Jamaica Teas Limited (JAMT) for the 9 months ended June 2017 reported a 26% increase in Revenue to total $1.18 billion (2016: $938.63 million). Revenue for the quarter saw a 35% increase to total 421.01 million relative to 312.72 million 2016. According to the company, “Revenues at our supermarket division amounted to $106 million for the June Quarter and $308 million year to date and now exclusively reflects the results of our unit in Kingston following the sale of our Savanna La Mar store in 2016; sales at Chancery street increased from last year by 5% year to date and 10% for the quarter.”
Cost of sales increased 29% to $928.70 million (2016: $719.60 million). As a result, Gross Profit grew 15% to $252.31 million, while for the quarter JAMT posted a 22% improvement to $82.20 million (2016: $67.32 million).
Notably, Other income reported a 3% growth year over year to $47.97 million relative to $46.72 million a year earlier. According to the company “Physical completion of the remaining homes in this project is anticipated for the fourth quarter of which all but two homes are under sales contracts. During the quarter the company experienced hold up in the completing the sale of homes due to delays in the update of the new property tax rates applicable to this development.”

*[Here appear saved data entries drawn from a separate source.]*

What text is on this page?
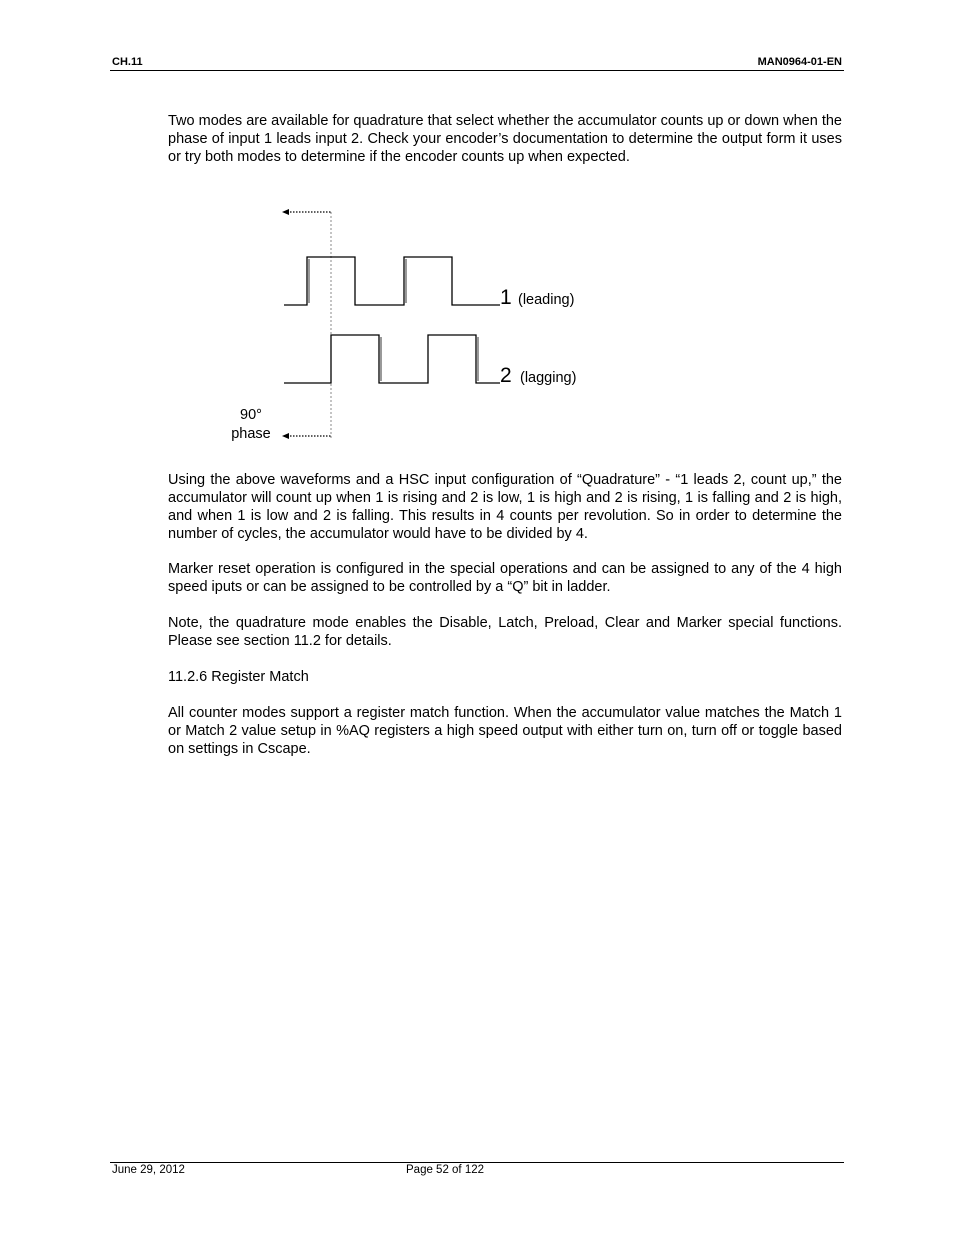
CH.11	MAN0964-01-EN

Two modes are available for quadrature that select whether the accumulator counts up or down when the phase of input 1 leads input 2. Check your encoder’s documentation to determine the output form it uses or try both modes to determine if the encoder counts up when expected.

1 (leading)
2 (lagging)
90°
phase

Using the above waveforms and a HSC input configuration of “Quadrature” - “1 leads 2, count up,” the accumulator will count up when 1 is rising and 2 is low, 1 is high and 2 is rising, 1 is falling and 2 is high, and when 1 is low and 2 is falling. This results in 4 counts per revolution. So in order to determine the number of cycles, the accumulator would have to be divided by 4.

Marker reset operation is configured in the special operations and can be assigned to any of the 4 high speed iputs or can be assigned to be controlled by a “Q” bit in ladder.

Note, the quadrature mode enables the Disable, Latch, Preload, Clear and Marker special functions. Please see section 11.2 for details.

11.2.6 Register Match

All counter modes support a register match function. When the accumulator value matches the Match 1 or Match 2 value setup in %AQ registers a high speed output with either turn on, turn off or toggle based on settings in Cscape.

June 29, 2012	Page 52 of 122
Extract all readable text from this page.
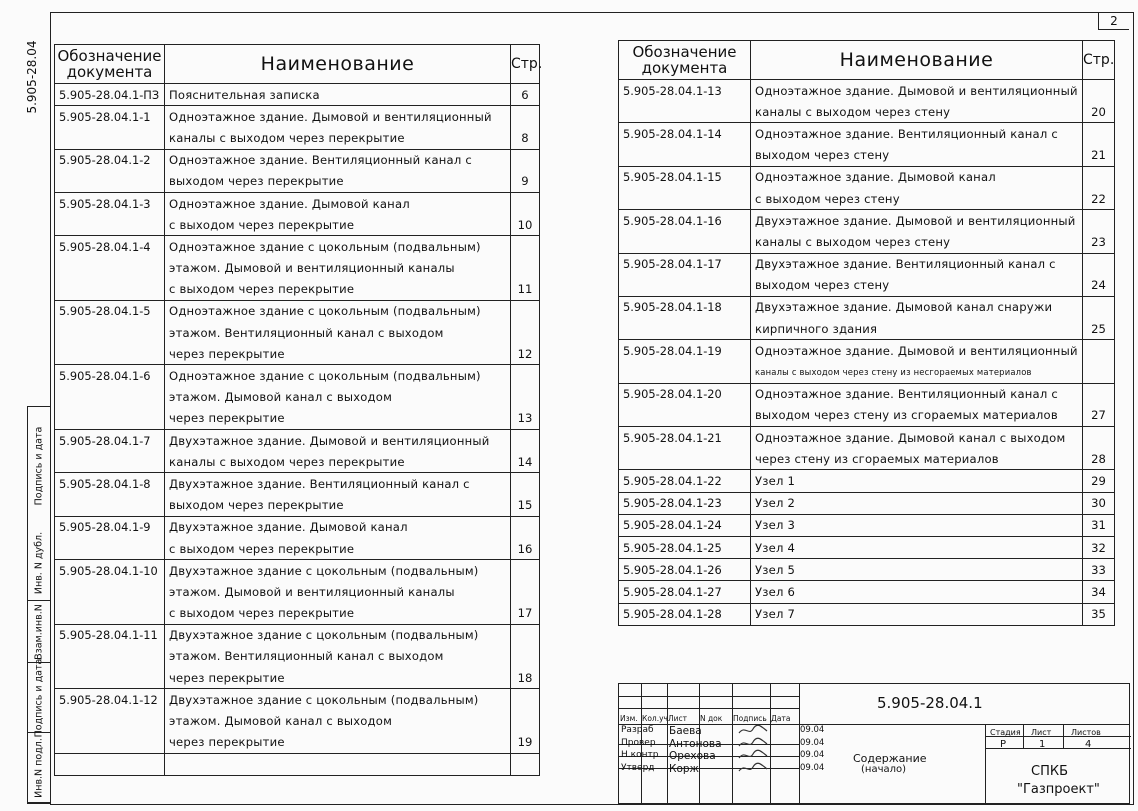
2
5.905-28.04
Инв.N подл.
Подпись и дата
Взам.инв.N
Инв. N дубл.
Подпись и дата
Обозначение документа	Наименование	Стр.

5.905-28.04.1-ПЗ	Пояснительная записка	6
5.905-28.04.1-1	Одноэтажное здание. Дымовой и вентиляционный	
	каналы с выходом через перекрытие	8
5.905-28.04.1-2	Одноэтажное здание. Вентиляционный канал с	
	выходом через перекрытие	9
5.905-28.04.1-3	Одноэтажное здание. Дымовой канал	
	с выходом через перекрытие	10
5.905-28.04.1-4	Одноэтажное здание с цокольным (подвальным)	
	этажом. Дымовой и вентиляционный каналы	
	с выходом через перекрытие	11
5.905-28.04.1-5	Одноэтажное здание с цокольным (подвальным)	
	этажом. Вентиляционный канал с выходом	
	через перекрытие	12
5.905-28.04.1-6	Одноэтажное здание с цокольным (подвальным)	
	этажом. Дымовой канал с выходом	
	через перекрытие	13
5.905-28.04.1-7	Двухэтажное здание. Дымовой и вентиляционный	
	каналы с выходом через перекрытие	14
5.905-28.04.1-8	Двухэтажное здание. Вентиляционный канал с	
	выходом через перекрытие	15
5.905-28.04.1-9	Двухэтажное здание. Дымовой канал	
	с выходом через перекрытие	16
5.905-28.04.1-10	Двухэтажное здание с цокольным (подвальным)	
	этажом. Дымовой и вентиляционный каналы	
	с выходом через перекрытие	17
5.905-28.04.1-11	Двухэтажное здание с цокольным (подвальным)	
	этажом. Вентиляционный канал с выходом	
	через перекрытие	18
5.905-28.04.1-12	Двухэтажное здание с цокольным (подвальным)	
	этажом. Дымовой канал с выходом	
	через перекрытие	19

Обозначение документа	Наименование	Стр.

5.905-28.04.1-13	Одноэтажное здание. Дымовой и вентиляционный	
	каналы с выходом через стену	20
5.905-28.04.1-14	Одноэтажное здание. Вентиляционный канал с	
	выходом через стену	21
5.905-28.04.1-15	Одноэтажное здание. Дымовой канал	
	с выходом через стену	22
5.905-28.04.1-16	Двухэтажное здание. Дымовой и вентиляционный	
	каналы с выходом через стену	23
5.905-28.04.1-17	Двухэтажное здание. Вентиляционный канал с	
	выходом через стену	24
5.905-28.04.1-18	Двухэтажное здание. Дымовой канал снаружи	
	кирпичного здания	25
5.905-28.04.1-19	Одноэтажное здание. Дымовой и вентиляционный	
	каналы с выходом через стену из несгораемых материалов	
5.905-28.04.1-20	Одноэтажное здание. Вентиляционный канал с	
	выходом через стену из сгораемых материалов	27
5.905-28.04.1-21	Одноэтажное здание. Дымовой канал с выходом	
	через стену из сгораемых материалов	28
5.905-28.04.1-22	Узел 1	29
5.905-28.04.1-23	Узел 2	30
5.905-28.04.1-24	Узел 3	31
5.905-28.04.1-25	Узел 4	32
5.905-28.04.1-26	Узел 5	33
5.905-28.04.1-27	Узел 6	34
5.905-28.04.1-28	Узел 7	35
5.905-28.04.1
Содержание
(начало)
Стадия Лист Листов
Р	1	4
СПКБ
"Газпроект"
Изм. Кол.уч.
Лист N док Подпись Дата
Разраб Баева	09.04
Провер Антонова	09.04
Н.контр Орехова	09.04
Утверд Корж	09.04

Administrative Expenses increased by 20% to $100.03 million for the nine months ended June 2017 relative to $83.53 million for the same period of 2016. Sales and Marketing cost declined by 1% for the period relative to 2016 closing at $28.42 million (2016: $28.78 million). There was a 26% reduction in finance cost moving from $30.65 million for the same period last year to $22.63 million in 2017.
The company also reported a gain from recognition as a subsidiary of $30.63 million. Loss from share of associated company of $9.48 million was booked in 2016, none was recorded YTD. As a result, Pre-tax profits climbed by 59% for the 9 month period from the prior year, increasing from $112.95 million in 2016 to $179.84 million. JAMT incurred tax expenses of $20.37 million compared to $9.84 million during the 2016 comparable period.
Despite the increase in taxes, for the nine months Net Profit after discontinued operation increased by 66% to close the period at $148.96 million (2016: $89.96 million). This follows Non-operating Expenses for the period of $8.60 million (2016: Nil) and Loss from Discontinued Operations of $1.9 million (2016: $7.21 million). For the quarter the company saw a 139% increase in Net Profit from Discontinued Operations to $63.62 million.
The company reported unrealized gain of $33.46 million a 34% increase over the $24.98 million in 2016. This resulted in a 59% increase in total comprehensive income reported of $182.43 million relative to $114.93 million.
Consequently earnings per share increased to $0.22 compared to $0.13 in the six months ended June 30, 2017, while for the third quarter JAMT book an EPS of $0.09 (2016: $0.04). The trailing twelve-month eps was $0.26.
“For the balance of the financial year and the oncoming 2018 fiscal year we expect to build on gains achieved this year aided by new products and commencement of construction of an apartment complex in Kingston scheduled for completion late 2018. KIW International is expected to transition from a real estate owner to an investment company to take advantage of investment opportunities locally and overseas”.
Balance Sheet at a glance:
As at June 2017, the company’s assets totalled $1.55 billion, an increase of 23% compared to the $1.26 billion reported as at June 2016. The growth was driven primarily by a 96% increase in Investments from $133.54 million in 2016 to $261.36 million for the period reported. Receivables totalled $249.18 million relative to $184.63 million for the 2016 year a 35% increase . According to the company this shows the strength in the company’s increased export sales.
Shareholders’ equity amounted to $1.05 billion as at June 30, 2017 (2016: $840.21 million) resulting in a book value per share of $1.54 (2016: $1.23).